Dive Brief:
- Researchers at University of California at San Francisco (UCSF) are planning a 100-patient trial that determines whether very early treatment of HIV infection, followed by an interruption, can lead to a functional cure.
- One basis for the trial is the example of a French teenager, who was treated aggressively from infancy to age six, and then received no treatment for 12 years. Despite the lack of treatment, she is considered "functionally cured," because the virus is lying dormant and does not require therapy to keep it under control.

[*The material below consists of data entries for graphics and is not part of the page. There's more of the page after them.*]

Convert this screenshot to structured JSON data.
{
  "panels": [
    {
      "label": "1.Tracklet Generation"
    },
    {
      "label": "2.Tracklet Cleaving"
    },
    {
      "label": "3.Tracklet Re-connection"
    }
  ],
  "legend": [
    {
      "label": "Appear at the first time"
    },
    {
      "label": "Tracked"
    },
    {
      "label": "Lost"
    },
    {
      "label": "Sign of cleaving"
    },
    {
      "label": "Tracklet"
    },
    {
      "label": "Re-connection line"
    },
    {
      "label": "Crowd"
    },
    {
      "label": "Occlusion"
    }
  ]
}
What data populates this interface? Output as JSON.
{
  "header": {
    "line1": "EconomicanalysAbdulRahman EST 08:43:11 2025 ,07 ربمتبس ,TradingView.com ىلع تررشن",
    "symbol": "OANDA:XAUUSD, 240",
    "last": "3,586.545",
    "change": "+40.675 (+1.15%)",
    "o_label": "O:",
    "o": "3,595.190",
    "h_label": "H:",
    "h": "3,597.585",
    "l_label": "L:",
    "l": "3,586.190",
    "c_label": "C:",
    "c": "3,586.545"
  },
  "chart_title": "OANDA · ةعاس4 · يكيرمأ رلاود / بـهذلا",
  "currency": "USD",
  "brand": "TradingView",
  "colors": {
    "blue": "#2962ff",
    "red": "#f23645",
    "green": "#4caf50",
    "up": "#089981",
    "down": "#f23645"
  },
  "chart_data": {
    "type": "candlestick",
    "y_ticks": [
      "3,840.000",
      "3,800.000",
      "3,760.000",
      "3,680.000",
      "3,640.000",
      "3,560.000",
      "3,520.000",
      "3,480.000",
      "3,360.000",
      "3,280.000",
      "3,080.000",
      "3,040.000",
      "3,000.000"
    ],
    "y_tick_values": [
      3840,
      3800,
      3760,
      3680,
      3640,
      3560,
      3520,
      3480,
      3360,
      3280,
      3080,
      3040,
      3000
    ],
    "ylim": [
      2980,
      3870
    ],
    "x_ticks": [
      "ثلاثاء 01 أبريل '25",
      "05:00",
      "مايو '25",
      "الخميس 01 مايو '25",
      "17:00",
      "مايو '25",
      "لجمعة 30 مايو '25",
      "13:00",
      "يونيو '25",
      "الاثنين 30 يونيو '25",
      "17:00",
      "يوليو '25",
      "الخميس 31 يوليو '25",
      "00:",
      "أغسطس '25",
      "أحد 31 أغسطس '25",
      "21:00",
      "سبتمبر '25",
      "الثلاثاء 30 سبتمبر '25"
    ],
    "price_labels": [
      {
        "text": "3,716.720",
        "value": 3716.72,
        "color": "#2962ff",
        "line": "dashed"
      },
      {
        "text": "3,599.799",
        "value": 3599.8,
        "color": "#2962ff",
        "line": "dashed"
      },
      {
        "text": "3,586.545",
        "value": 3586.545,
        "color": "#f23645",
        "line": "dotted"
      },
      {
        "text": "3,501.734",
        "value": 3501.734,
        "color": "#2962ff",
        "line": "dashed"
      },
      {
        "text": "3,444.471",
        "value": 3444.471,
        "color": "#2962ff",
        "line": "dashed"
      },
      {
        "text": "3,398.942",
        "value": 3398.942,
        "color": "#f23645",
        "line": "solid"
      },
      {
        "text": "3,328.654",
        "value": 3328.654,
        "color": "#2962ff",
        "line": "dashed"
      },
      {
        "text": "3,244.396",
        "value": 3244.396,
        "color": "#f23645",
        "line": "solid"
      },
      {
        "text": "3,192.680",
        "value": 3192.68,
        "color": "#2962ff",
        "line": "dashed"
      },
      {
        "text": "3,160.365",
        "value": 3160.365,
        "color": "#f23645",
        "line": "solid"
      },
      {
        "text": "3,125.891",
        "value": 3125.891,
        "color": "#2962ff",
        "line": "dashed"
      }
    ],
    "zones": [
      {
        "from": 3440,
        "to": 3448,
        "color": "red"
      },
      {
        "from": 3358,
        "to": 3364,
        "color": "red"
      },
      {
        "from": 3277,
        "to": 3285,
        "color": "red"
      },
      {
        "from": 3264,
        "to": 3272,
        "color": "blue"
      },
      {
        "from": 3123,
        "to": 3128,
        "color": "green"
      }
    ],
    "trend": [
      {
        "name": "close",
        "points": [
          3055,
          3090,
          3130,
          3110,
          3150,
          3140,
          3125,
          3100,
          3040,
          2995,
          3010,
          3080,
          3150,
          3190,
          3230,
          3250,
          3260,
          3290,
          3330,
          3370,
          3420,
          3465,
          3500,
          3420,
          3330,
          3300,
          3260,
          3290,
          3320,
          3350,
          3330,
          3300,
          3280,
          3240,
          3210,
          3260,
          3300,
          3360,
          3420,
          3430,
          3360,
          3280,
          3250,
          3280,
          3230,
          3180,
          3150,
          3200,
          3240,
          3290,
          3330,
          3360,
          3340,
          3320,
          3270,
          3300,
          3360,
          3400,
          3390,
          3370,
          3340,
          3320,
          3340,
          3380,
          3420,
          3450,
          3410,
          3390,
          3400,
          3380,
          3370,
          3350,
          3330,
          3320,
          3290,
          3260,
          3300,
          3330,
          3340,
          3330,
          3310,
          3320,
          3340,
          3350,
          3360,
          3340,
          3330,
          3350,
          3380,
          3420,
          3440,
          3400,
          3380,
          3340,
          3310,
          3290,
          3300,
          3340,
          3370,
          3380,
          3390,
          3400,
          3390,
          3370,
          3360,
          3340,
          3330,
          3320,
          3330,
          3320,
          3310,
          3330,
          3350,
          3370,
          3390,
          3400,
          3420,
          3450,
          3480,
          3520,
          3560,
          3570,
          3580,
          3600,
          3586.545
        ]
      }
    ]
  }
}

- The larger goal is to see if early treatment can make lifelong treatment unncecessary, even if an HIV-infected individual still has detectable levels of virus.
Dive Insight:
In the 1980s, the goal was to simply keep patients alive; however, gradually as drug cocktails containing different types of antiretroviral therapy (ART) became the standard of care, HIV became a condition that was not necessarily fatal in and of itself---but required lifelong therapy, including switching medications when the virus became resistant to whatever treatment was being used.
Scientists now have a new vision based on examples of patients who have experienced functional cures, including the young woman in France. Currently, Viiv Healthcare is working on a once-a-month HIV treatment, while NIH researchers are working on an immunotherapy approach to treating HIV and Gilead is already in early clinical trials to evaluate a drug, which flushes our hidden reservoirs of HIV. The goal of this therapy is a definitive cure.
In terms of the $5 million trial to evaluate the ability to functionally cure HIV, the researchers at UCSF will track patients who receive aggressive therapy early on post-infection and are then taken off of therapy. Patients will be monitored closely and put back on medication at the first sign of viral resurgence. Results could be available as soon as 2018.